La grande insurrezione dell’estate ’37

I primi focolai della rivolta si manifestano nell’Amhara dove hanno trovato rifugio i pochi intellettuali e notabili scampati alla strage di Addis Abeba, ma ben presto dilagano su tutto il territorio spingendo anche le popolazioni contadine, che si sentono minacciate di sterminio, a raggiungere le file degli insorti: le sostiene anche il clero cristiano-copto che osserva preoccupato la crescente politica filo-musulmana degli italiani1 mentre i partigiani etiopici si stanno finalmente organizzando per lanciare una nuova offensiva.

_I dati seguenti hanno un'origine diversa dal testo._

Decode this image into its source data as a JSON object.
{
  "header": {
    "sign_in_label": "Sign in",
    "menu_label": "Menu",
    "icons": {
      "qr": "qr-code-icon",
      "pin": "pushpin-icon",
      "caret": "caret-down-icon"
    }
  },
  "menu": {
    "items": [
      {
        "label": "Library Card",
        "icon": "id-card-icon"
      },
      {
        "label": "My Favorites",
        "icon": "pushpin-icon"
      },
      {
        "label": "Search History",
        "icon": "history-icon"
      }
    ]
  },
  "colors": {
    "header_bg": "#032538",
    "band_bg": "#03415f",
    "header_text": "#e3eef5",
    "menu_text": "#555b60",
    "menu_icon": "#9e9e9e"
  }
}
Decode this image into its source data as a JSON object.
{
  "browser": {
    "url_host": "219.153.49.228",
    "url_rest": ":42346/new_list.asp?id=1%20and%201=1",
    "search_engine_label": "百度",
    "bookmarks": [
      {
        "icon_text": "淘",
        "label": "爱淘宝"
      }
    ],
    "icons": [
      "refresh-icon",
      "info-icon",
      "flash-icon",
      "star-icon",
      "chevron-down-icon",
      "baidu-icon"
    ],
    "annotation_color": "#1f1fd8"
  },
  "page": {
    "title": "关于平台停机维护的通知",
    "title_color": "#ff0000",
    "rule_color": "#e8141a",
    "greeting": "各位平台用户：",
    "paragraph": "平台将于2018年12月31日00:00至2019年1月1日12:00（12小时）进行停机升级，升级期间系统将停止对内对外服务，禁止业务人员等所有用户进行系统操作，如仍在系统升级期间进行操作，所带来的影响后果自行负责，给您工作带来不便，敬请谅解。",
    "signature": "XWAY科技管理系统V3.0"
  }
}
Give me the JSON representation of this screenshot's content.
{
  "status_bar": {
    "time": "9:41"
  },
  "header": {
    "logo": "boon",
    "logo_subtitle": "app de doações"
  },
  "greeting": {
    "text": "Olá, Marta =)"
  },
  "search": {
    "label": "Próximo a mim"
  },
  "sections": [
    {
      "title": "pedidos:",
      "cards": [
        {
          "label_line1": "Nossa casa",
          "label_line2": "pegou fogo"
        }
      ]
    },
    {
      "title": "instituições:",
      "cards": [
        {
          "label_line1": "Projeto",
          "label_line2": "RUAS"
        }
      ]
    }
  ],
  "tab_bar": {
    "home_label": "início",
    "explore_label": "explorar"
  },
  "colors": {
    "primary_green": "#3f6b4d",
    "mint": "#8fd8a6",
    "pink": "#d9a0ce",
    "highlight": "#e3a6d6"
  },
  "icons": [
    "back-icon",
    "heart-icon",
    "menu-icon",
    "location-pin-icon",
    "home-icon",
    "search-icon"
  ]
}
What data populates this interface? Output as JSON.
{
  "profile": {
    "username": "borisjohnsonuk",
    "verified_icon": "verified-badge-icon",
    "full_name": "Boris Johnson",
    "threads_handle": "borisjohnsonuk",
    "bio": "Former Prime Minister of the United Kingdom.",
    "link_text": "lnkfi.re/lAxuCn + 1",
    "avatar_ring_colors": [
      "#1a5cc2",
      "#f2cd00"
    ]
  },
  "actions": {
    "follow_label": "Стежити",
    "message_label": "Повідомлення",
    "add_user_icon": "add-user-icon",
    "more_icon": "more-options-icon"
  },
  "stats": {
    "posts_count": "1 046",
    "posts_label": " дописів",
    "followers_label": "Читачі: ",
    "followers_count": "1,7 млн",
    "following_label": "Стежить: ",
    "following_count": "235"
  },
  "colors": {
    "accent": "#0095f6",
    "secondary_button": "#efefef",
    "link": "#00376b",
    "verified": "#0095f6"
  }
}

Abebè Aregai ha raccolto un esercito di almeno 4.000 uomini e dispone di armi adeguate. I generali italiani, convinti di tenere in pugno la situazione, allentano i controlli e frazionano le truppe a loro disposizione; anzi, il generale Pirzio Biroli governatore dell’Amhara chiede un periodo di congedo da trascorrere in Italia da maggio a metà luglio. L’unico più attento, che mette in guardia Graziani è il generale Gallina, che comanda il settore di Makallé e avverte Graziani che qualcosa cova sotto le ceneri.

All’improvviso, al termine delle piogge, scoppia la rivolta che si accende dapprima nel Lasta per iniziativa del dejacc Hailù Chebbede, si estende al Beghemder e divampa nel Goggiam.: non si tratta più di attività isolate in regioni ormai pacificate, ma di un grande movimento organizzato, che si estende anche all’Eritrea, la regione notoriamente fedele.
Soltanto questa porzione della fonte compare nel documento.